Stock Your Green Fridge With These Belly Shrinking Foods
- Greek Yogurt. Yogurt is packed with probiotics, the same kinds of helpful bacteria that are found in our intestines. Probiotics help your body break down and absorb food, which means they’ll cut down on gas and bloating.
- Filtered Water. The best way to beat water retention is by drinking more water. We know – it sounds counterintuitive, but it’s true. Drink morefiltered water and you’ll help flush away the excess sodium in your system. The water you’ve been retaining will be flushed out too.
- Papaya. This tropical fruit is high in papain – an enzyme that’s so powerful at breaking down food that its powdered extract is often used as a meat tenderizer. When you eat papaya, the papain helps your body digest food easier, leading to less bloating and a tighter, flatter-looking stomach.
- Trade Sour Cream for Greek Yogurt. There are about 493 calories in one cup of sour cream, and roughly 435 of those calories come from fat. A cup of Greek yogurt, on the other hand, has less than 140 calories. Even better, many varieties have zero fat, and all Greek yogurt is packed with protein. The thought of adding a dollop of yogurt to a fajita or baked potato may sound strange at first, but you’ll be surprised at how much unflavored Greek yogurt tastes like sour cream.

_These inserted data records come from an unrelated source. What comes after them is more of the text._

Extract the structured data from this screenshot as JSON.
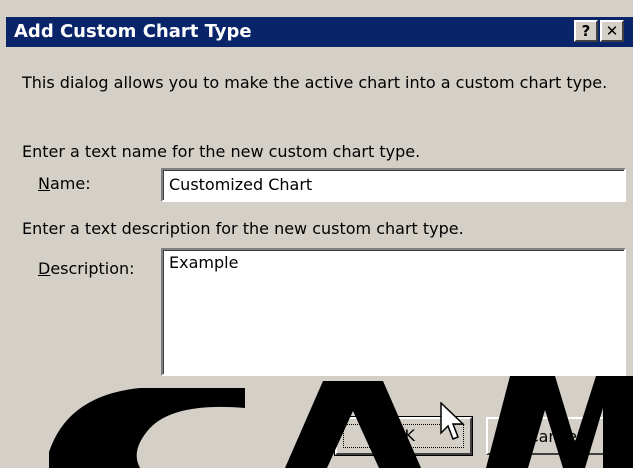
{
  "dialog": {
    "title": "Add Custom Chart Type",
    "help_button": "?",
    "close_button": "✕",
    "intro": "This dialog allows you to make the active chart into a custom chart type.",
    "name_prompt": "Enter a text name for the new custom chart type.",
    "name_label_access": "N",
    "name_label_rest": "ame:",
    "name_value": "Customized Chart",
    "description_prompt": "Enter a text description for the new custom chart type.",
    "description_label_access": "D",
    "description_label_rest": "escription:",
    "description_value": "Example",
    "ok_label": "OK",
    "cancel_label": "Cancel"
  },
  "colors": {
    "title_bar": "#0a246a",
    "face": "#d4d0c8",
    "watermark": "#000000"
  },
  "icons": [
    "help-icon",
    "close-icon",
    "arrow-cursor-icon"
  ]
}
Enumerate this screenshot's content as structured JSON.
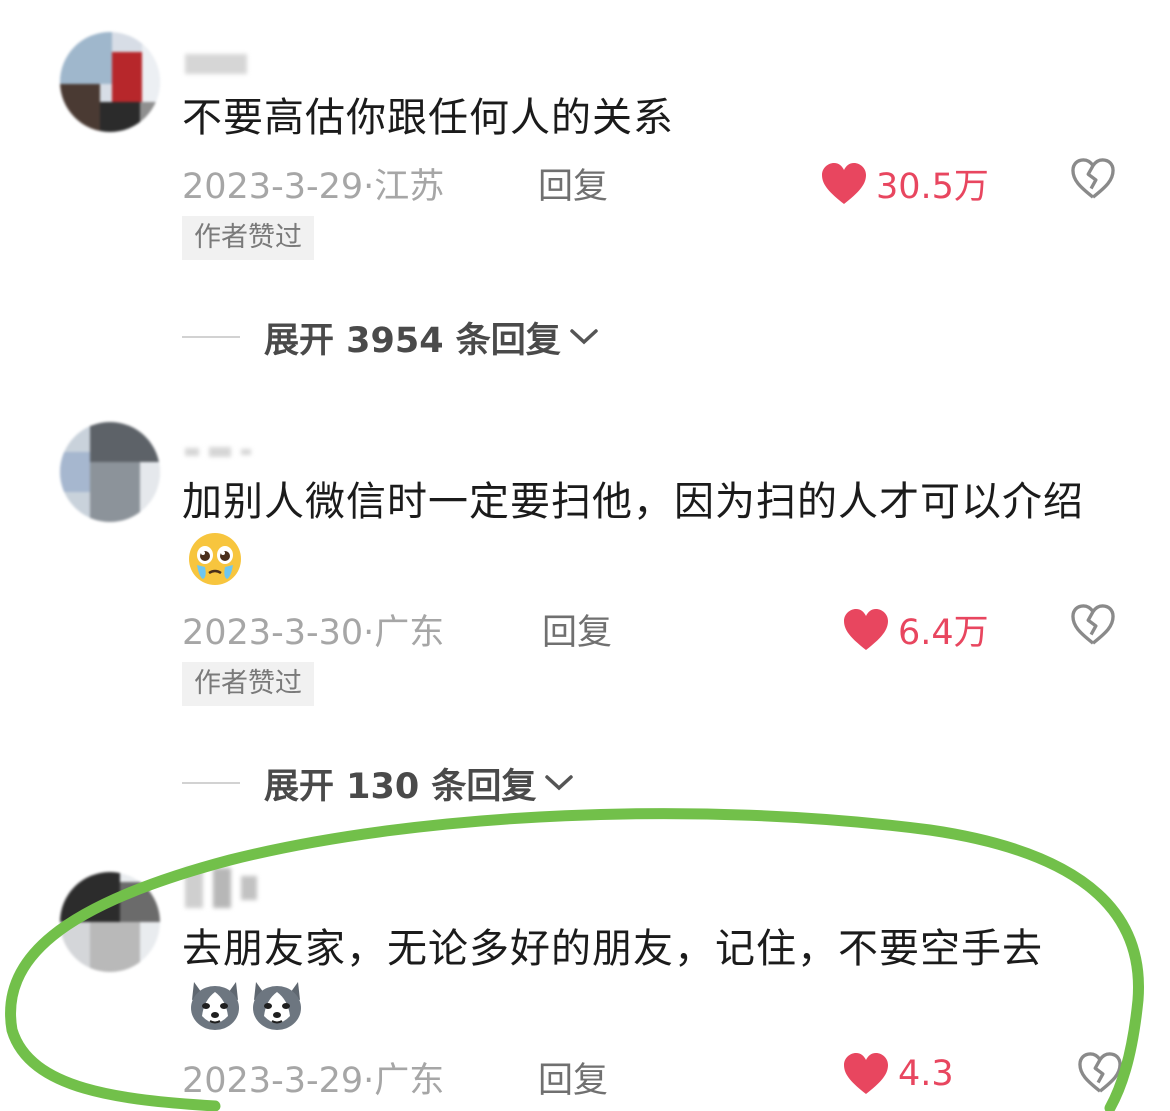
{
  "comments": [
    {
      "text": "不要高估你跟任何人的关系",
      "date": "2023-3-29",
      "location": "江苏",
      "reply_label": "回复",
      "likes": "30.5万",
      "badge": "作者赞过",
      "expand_label": "展开 3954 条回复"
    },
    {
      "text": "加别人微信时一定要扫他，因为扫的人才可以介绍",
      "emoji_icon": "pleading-face-icon",
      "date": "2023-3-30",
      "location": "广东",
      "reply_label": "回复",
      "likes": "6.4万",
      "badge": "作者赞过",
      "expand_label": "展开 130 条回复"
    },
    {
      "text": "去朋友家，无论多好的朋友，记住，不要空手去",
      "emoji_icon": "husky-dog-icon",
      "date": "2023-3-29",
      "location": "广东",
      "reply_label": "回复",
      "likes": "4.3"
    }
  ],
  "meta_separator": "·",
  "colors": {
    "like_red": "#e8465f",
    "highlight_green": "#72c04a",
    "meta_gray": "#a6a6a6"
  }
}
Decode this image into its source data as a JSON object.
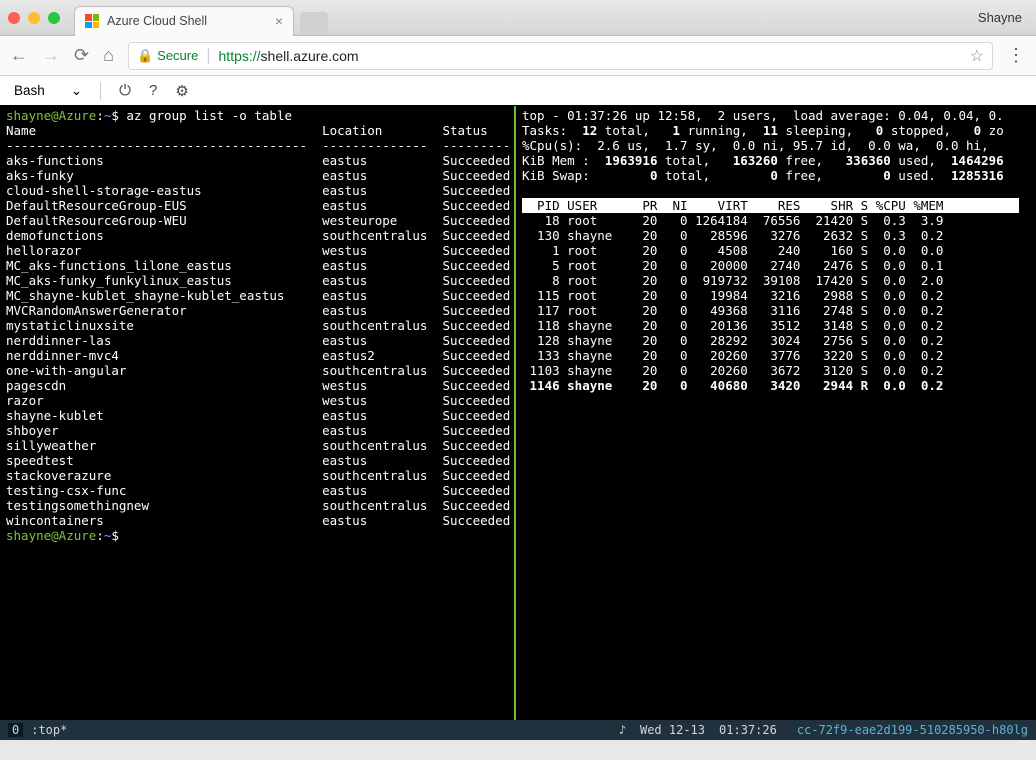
{
  "browser": {
    "user": "Shayne",
    "tab_title": "Azure Cloud Shell",
    "secure_label": "Secure",
    "url_proto": "https://",
    "url_host": "shell.azure.com"
  },
  "shell_toolbar": {
    "selector": "Bash",
    "chevron": "⌄",
    "power": "⏻",
    "help": "?",
    "settings": "⚙"
  },
  "left_pane": {
    "prompt1_host": "shayne@Azure",
    "prompt1_sep": ":",
    "prompt1_path": "~",
    "prompt1_cmd": "$ az group list -o table",
    "columns": "Name                                      Location        Status",
    "dashes": "----------------------------------------  --------------  ---------",
    "rows": [
      [
        "aks-functions",
        "eastus",
        "Succeeded"
      ],
      [
        "aks-funky",
        "eastus",
        "Succeeded"
      ],
      [
        "cloud-shell-storage-eastus",
        "eastus",
        "Succeeded"
      ],
      [
        "DefaultResourceGroup-EUS",
        "eastus",
        "Succeeded"
      ],
      [
        "DefaultResourceGroup-WEU",
        "westeurope",
        "Succeeded"
      ],
      [
        "demofunctions",
        "southcentralus",
        "Succeeded"
      ],
      [
        "hellorazor",
        "westus",
        "Succeeded"
      ],
      [
        "MC_aks-functions_lilone_eastus",
        "eastus",
        "Succeeded"
      ],
      [
        "MC_aks-funky_funkylinux_eastus",
        "eastus",
        "Succeeded"
      ],
      [
        "MC_shayne-kublet_shayne-kublet_eastus",
        "eastus",
        "Succeeded"
      ],
      [
        "MVCRandomAnswerGenerator",
        "eastus",
        "Succeeded"
      ],
      [
        "mystaticlinuxsite",
        "southcentralus",
        "Succeeded"
      ],
      [
        "nerddinner-las",
        "eastus",
        "Succeeded"
      ],
      [
        "nerddinner-mvc4",
        "eastus2",
        "Succeeded"
      ],
      [
        "one-with-angular",
        "southcentralus",
        "Succeeded"
      ],
      [
        "pagescdn",
        "westus",
        "Succeeded"
      ],
      [
        "razor",
        "westus",
        "Succeeded"
      ],
      [
        "shayne-kublet",
        "eastus",
        "Succeeded"
      ],
      [
        "shboyer",
        "eastus",
        "Succeeded"
      ],
      [
        "sillyweather",
        "southcentralus",
        "Succeeded"
      ],
      [
        "speedtest",
        "eastus",
        "Succeeded"
      ],
      [
        "stackoverazure",
        "southcentralus",
        "Succeeded"
      ],
      [
        "testing-csx-func",
        "eastus",
        "Succeeded"
      ],
      [
        "testingsomethingnew",
        "southcentralus",
        "Succeeded"
      ],
      [
        "wincontainers",
        "eastus",
        "Succeeded"
      ]
    ],
    "prompt2_host": "shayne@Azure",
    "prompt2_sep": ":",
    "prompt2_path": "~",
    "prompt2_cmd": "$"
  },
  "right_pane": {
    "summary": [
      "top - 01:37:26 up 12:58,  2 users,  load average: 0.04, 0.04, 0.",
      "Tasks:  12 total,   1 running,  11 sleeping,   0 stopped,   0 zo",
      "%Cpu(s):  2.6 us,  1.7 sy,  0.0 ni, 95.7 id,  0.0 wa,  0.0 hi,",
      "KiB Mem :  1963916 total,   163260 free,   336360 used,  1464296",
      "KiB Swap:        0 total,        0 free,        0 used.  1285316"
    ],
    "header": "  PID USER      PR  NI    VIRT    RES    SHR S %CPU %MEM",
    "procs": [
      [
        "18",
        "root",
        "20",
        "0",
        "1264184",
        "76556",
        "21420",
        "S",
        "0.3",
        "3.9"
      ],
      [
        "130",
        "shayne",
        "20",
        "0",
        "28596",
        "3276",
        "2632",
        "S",
        "0.3",
        "0.2"
      ],
      [
        "1",
        "root",
        "20",
        "0",
        "4508",
        "240",
        "160",
        "S",
        "0.0",
        "0.0"
      ],
      [
        "5",
        "root",
        "20",
        "0",
        "20000",
        "2740",
        "2476",
        "S",
        "0.0",
        "0.1"
      ],
      [
        "8",
        "root",
        "20",
        "0",
        "919732",
        "39108",
        "17420",
        "S",
        "0.0",
        "2.0"
      ],
      [
        "115",
        "root",
        "20",
        "0",
        "19984",
        "3216",
        "2988",
        "S",
        "0.0",
        "0.2"
      ],
      [
        "117",
        "root",
        "20",
        "0",
        "49368",
        "3116",
        "2748",
        "S",
        "0.0",
        "0.2"
      ],
      [
        "118",
        "shayne",
        "20",
        "0",
        "20136",
        "3512",
        "3148",
        "S",
        "0.0",
        "0.2"
      ],
      [
        "128",
        "shayne",
        "20",
        "0",
        "28292",
        "3024",
        "2756",
        "S",
        "0.0",
        "0.2"
      ],
      [
        "133",
        "shayne",
        "20",
        "0",
        "20260",
        "3776",
        "3220",
        "S",
        "0.0",
        "0.2"
      ],
      [
        "1103",
        "shayne",
        "20",
        "0",
        "20260",
        "3672",
        "3120",
        "S",
        "0.0",
        "0.2"
      ],
      [
        "1146",
        "shayne",
        "20",
        "0",
        "40680",
        "3420",
        "2944",
        "R",
        "0.0",
        "0.2"
      ]
    ]
  },
  "status": {
    "zero": "0",
    "label": ":top*",
    "note": "♪",
    "date": "Wed 12-13",
    "time": "01:37:26",
    "session": "cc-72f9-eae2d199-510285950-h80lg"
  }
}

- Swap Out Lettuce for Fresh Spinach. When you hear “healthy living,” a bowl of fresh salad is probably one the first things that springs to mind. But iceberg lettuce, one of the most common ingredients in salad, is made up mostly of water and isn’t exactly nutrient-packed. Spinach has three times the calcium and vitamin C of iceberg lettuce. It’s also higher in fiber, iron and other vitamins and trace minerals. Spinach even stays fresher longer than lettuce – and with the help of The Ozonator, those leafy greens will remain crisp and nutritious longer than ever.

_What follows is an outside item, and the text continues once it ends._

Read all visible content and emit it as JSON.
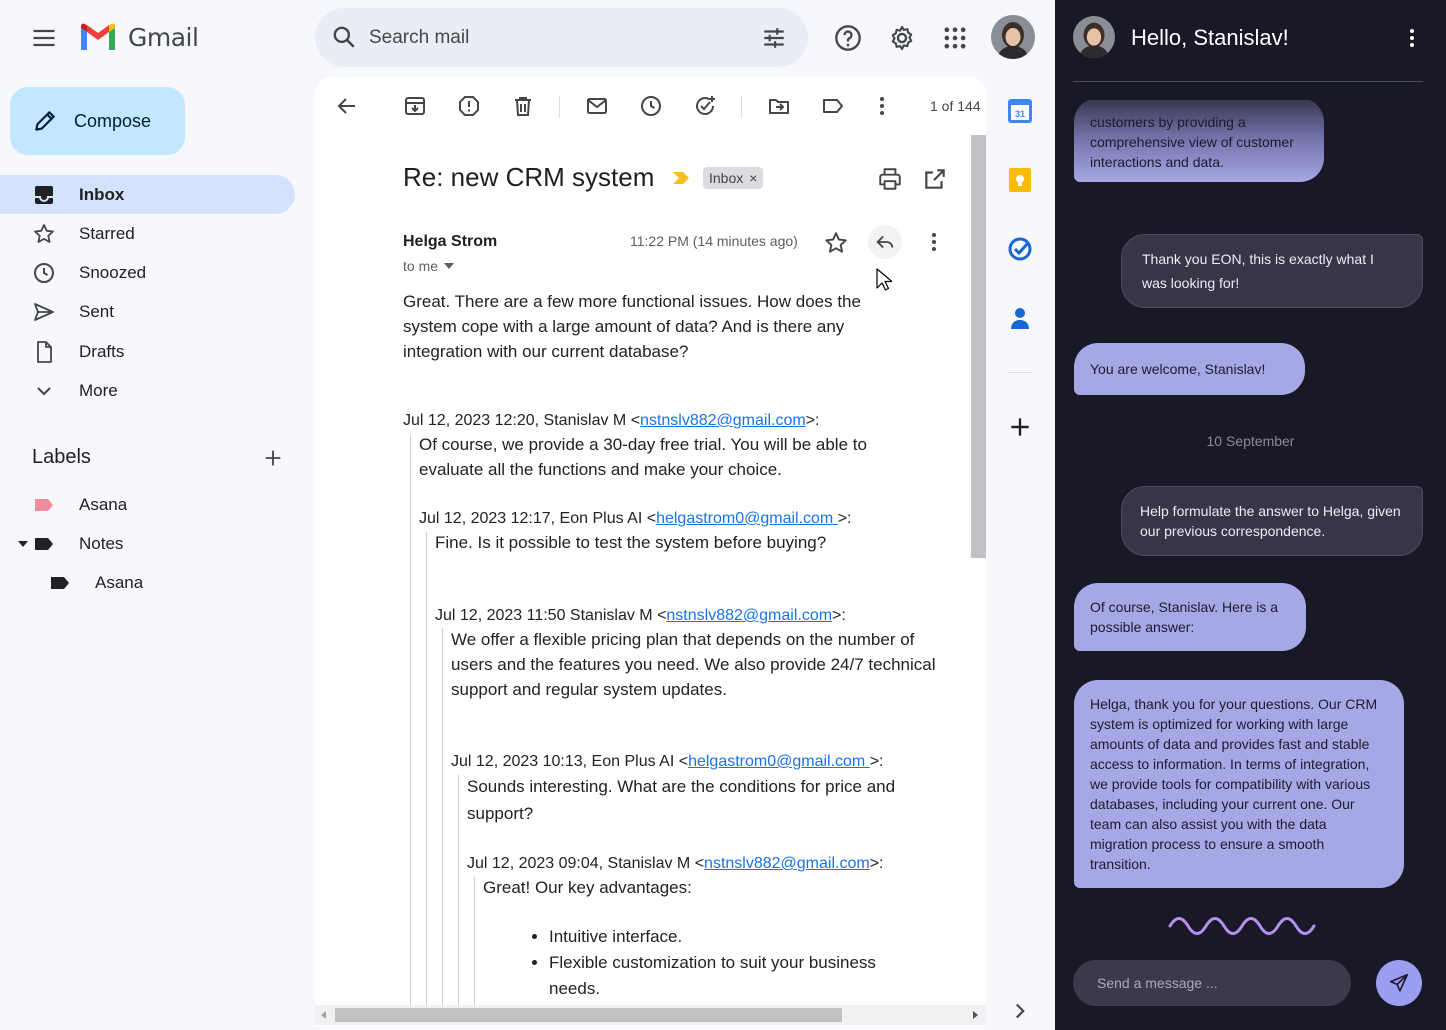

- Replace Spaghetti With Shirataki Noodles. Toss those spaghetti noodles out of your pantry and make some room in your green fridge for Shirataki noodles. These noodles are made from tofu and yam flour, and an 8 oz. bag contains just 40 calories. Compare that to the 220 calories you’ll get from 8 oz. of traditional spaghetti noodles and the choice is clear. Tofu Shirataki noodles even offer more protein than regular noodles. They’re a great way to cut calories without giving up your favorite pasta dishes.